I actually just bought and re-read 'Say You Want A Revolution'. I'm buying and reading my way through the trades as my original issues are on the wrong side of the Atlantic somewhere. A couple things struck me:
(i) Despite having more writing, I'm not sure that volume I did have better writing. Bits of it were incredibly good, but I actually think the stripped down work that Morrison did in Vols II & III was much more effective. Those volumes felt pop. The felt like The Invisibles. Vol I feels a lot like Another Vertigo Book, albeit one with some good ideas to offer. Having the Shellys and Byron in it is awfully similar to Milligan's 'Ernest and Jim' story where Shade wanders round '20's Paris with Hemmingway and Joyce.
(ii) Having read the rest of the series, there's little about 'Arcadia' that doesn't make sense any more. But it was clearly a much harder story than 'Down & Out...' or the wreckless carnage of the first issue. I think when I was first reading it, aged 18 or so, I was a bit perturbed that the characters didn't attempt to intervene in either the Revolution or the brutality of the Marquis' satire. (Is "satire" the right word -- what about "satiriporn"?) Re-reading it, I was more concerned with a sense of the degree to which the plot was forced - Orlando sends them the postcard of Arcadia which KM happens to use for the group's psychic fix, rather than, eg. any other object that they have with them, which maybe wasn't sent by their arch enemy, etc. Not a big quibble, but things definitely aren't as smooth as later work.

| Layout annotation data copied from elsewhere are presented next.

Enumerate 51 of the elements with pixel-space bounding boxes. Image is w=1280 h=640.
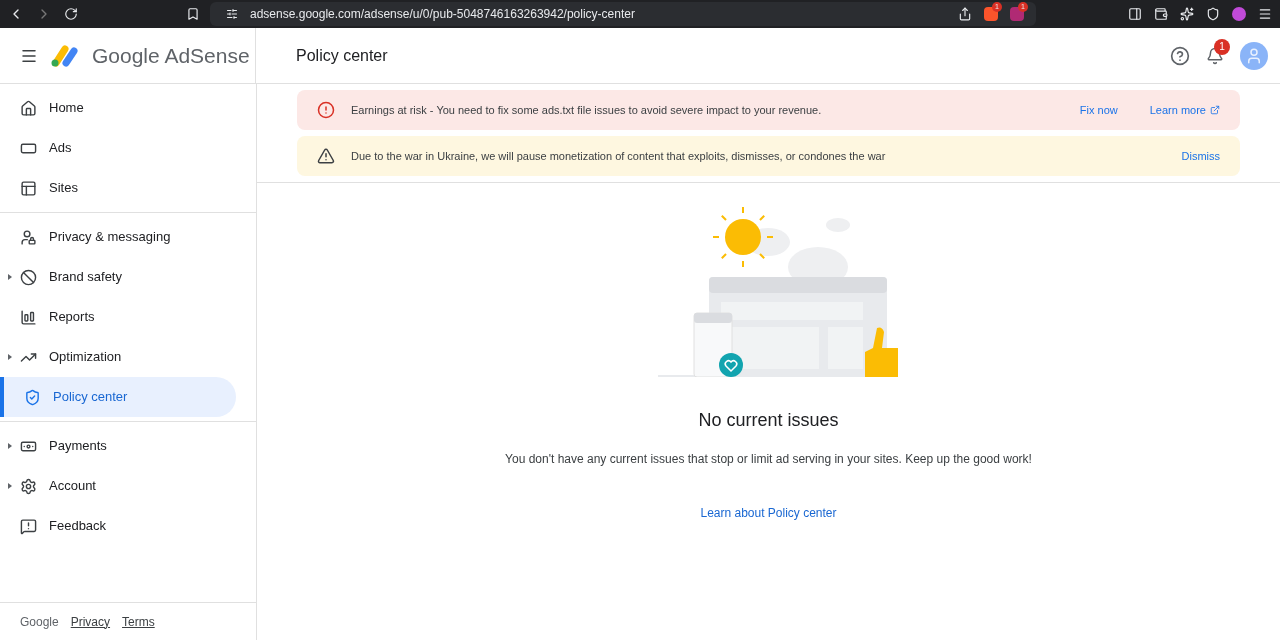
bar-chart-icon xyxy=(20,308,37,326)
sparkle-icon[interactable] xyxy=(1180,7,1194,21)
bookmark-icon[interactable] xyxy=(186,7,200,21)
nav-item[interactable]: Optimization xyxy=(0,337,236,377)
home-icon xyxy=(20,99,37,117)
empty-state-title: No current issues xyxy=(698,409,839,432)
help-icon[interactable] xyxy=(1170,45,1190,66)
extension-icon[interactable] xyxy=(1010,7,1024,21)
logo-icon xyxy=(50,43,80,68)
empty-state-message: You don't have any current issues that stop or limit ad serving in your sites. Keep up the good work! xyxy=(505,451,1032,468)
page-title: Policy center xyxy=(296,45,388,66)
nav-item[interactable]: Privacy & messaging xyxy=(0,217,236,257)
alert-message: Earnings at risk - You need to fix some ads.txt file issues to avoid severe impact to your revenue. xyxy=(351,102,823,118)
profile-icon[interactable] xyxy=(1232,7,1246,21)
alert-message: Due to the war in Ukraine, we will pause monetization of content that exploits, dismisses, or condones the war xyxy=(351,148,887,164)
notification-badge: 1 xyxy=(1214,38,1230,55)
settings-icon xyxy=(20,477,37,495)
nav-item[interactable]: Payments xyxy=(0,426,236,466)
nav-item[interactable]: Feedback xyxy=(0,506,236,546)
nav-item[interactable]: Account xyxy=(0,466,236,506)
wallet-icon[interactable] xyxy=(1154,7,1168,21)
footer-link[interactable]: Terms xyxy=(122,612,155,631)
brand-name: Google AdSense xyxy=(92,42,250,69)
block-icon xyxy=(20,268,37,286)
menu-icon[interactable] xyxy=(1258,7,1272,21)
shield-icon xyxy=(24,388,41,406)
nav-item[interactable]: Policy center xyxy=(0,377,236,417)
shield-icon[interactable] xyxy=(1206,7,1220,21)
url-text: adsense.google.com/adsense/u/0/pub-5048746163263942/policy-center xyxy=(250,6,636,23)
sidebar-icon[interactable] xyxy=(1128,7,1142,21)
person-lock-icon xyxy=(20,228,37,246)
warning-icon xyxy=(317,147,335,165)
external-link-icon xyxy=(1210,105,1220,115)
nav-item[interactable]: Sites xyxy=(0,168,236,208)
learn-link[interactable]: Learn about Policy center xyxy=(700,504,837,522)
nav-item[interactable]: Brand safety xyxy=(0,257,236,297)
footer-link[interactable]: Privacy xyxy=(70,612,111,631)
site-settings-icon[interactable] xyxy=(226,8,238,20)
nav-item[interactable]: Home xyxy=(0,88,236,128)
alert-action-button[interactable]: Dismiss xyxy=(1181,147,1220,165)
alert-action-button[interactable]: Learn more xyxy=(1149,101,1220,119)
share-icon[interactable] xyxy=(958,7,972,21)
footer-brand: Google xyxy=(20,613,59,631)
alert-action-button[interactable]: Fix now xyxy=(1079,101,1118,119)
error-icon xyxy=(317,101,335,119)
nav-item[interactable]: Reports xyxy=(0,297,236,337)
feedback-icon xyxy=(20,517,37,535)
extension-icon[interactable] xyxy=(984,7,998,21)
site-layout-icon xyxy=(20,179,37,197)
reload-icon[interactable] xyxy=(64,7,78,21)
nav-item[interactable]: Ads xyxy=(0,128,236,168)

(iii) Despite being thematically on the money, it's also clear that in many ways The Invisibles was going to be a very different book at the time of Arcadia than it turned out being. The whole sub-plot with John-A-Dreams going over to the Enemy is introduced here (with Orlando hacking the time travel codes of the windmill etc), and there's a different take on it, more like Morrison was going to play it straight. Boy bitches and moans about "hating this time-travel shit," as if the group regularly time-hop, and no-one seems nearly as perturbed as they do by the time travelling in vol II and III. Hm. Dammit. Reading the book, I noticed lots of little discrepancies which showed it was cut from a different cloth, but right now that's all I can remember.
(iv) Finally, the one thing I still don't really understand is the Blind Chessman. Presumably the people who think he's Satan are referring to the apple he offers Mary Shelly. But mightn't this also connect to the apple symbolism from the first arc. (John Lennon gives KM an apple which he passes on to Rags. We never see if she eats it.) (* Inspiration! *) Let's assume that she does eat it and that answers the question I was about to pose: How come Robin ends up at Chateaux Head anyways? KM and Boy getting stuck in the card makes sense, Jack and Fanny waking up makes sense. But I never really understood why Rags ended up on that side mission.
(v) Nasty bit: To be honest, I think maybe part of what this book suffered from in losing readers was Jill Thompson's art. Sorry, to Thompson fans out there. Personally, I think she developed much better work later in the series (eg. the 'Sheman' story or her work on vol III) and I am a big fan of Scary Godmother. But, particularly after Yeowell's work on the first 4 issues I think the art in 5-9 is unappealing and static. It certainly doesn't provide the kind of sugarcoating for a complex message that, eg, Phil Jimenez would later give us.
(vi) Clearly the Planet Glossalalia stuff is intended to try and foreshadow the essence of The Invisibles' struggle. As is "There is no struggle, there is only the [pupeteer]". But the trouble with Arcadia is a lack of narrative drive. We wander through a tour of different metaphoric "points" related to notions of liberty but the dissipated themes never really coalesce. The only notion of story is Orlando being the booga-booga (complete with requisite Vertigo Cod Horror face-stealing) and lopping off Jack's fingertip, thus plunging the heroes into the dark part of their quest. But since this *doesn't* relate to any of the thematic work it doesn't serve to tie the story together into a package. I think this is why it feels like an overture - no resolution. (And, indeed, I wonder what genius at Vertigo decided to package '23:Things Fall Apart' as the first story in the next trade, rather than putting it in its rightful place at the end of 'Say You Want...'.)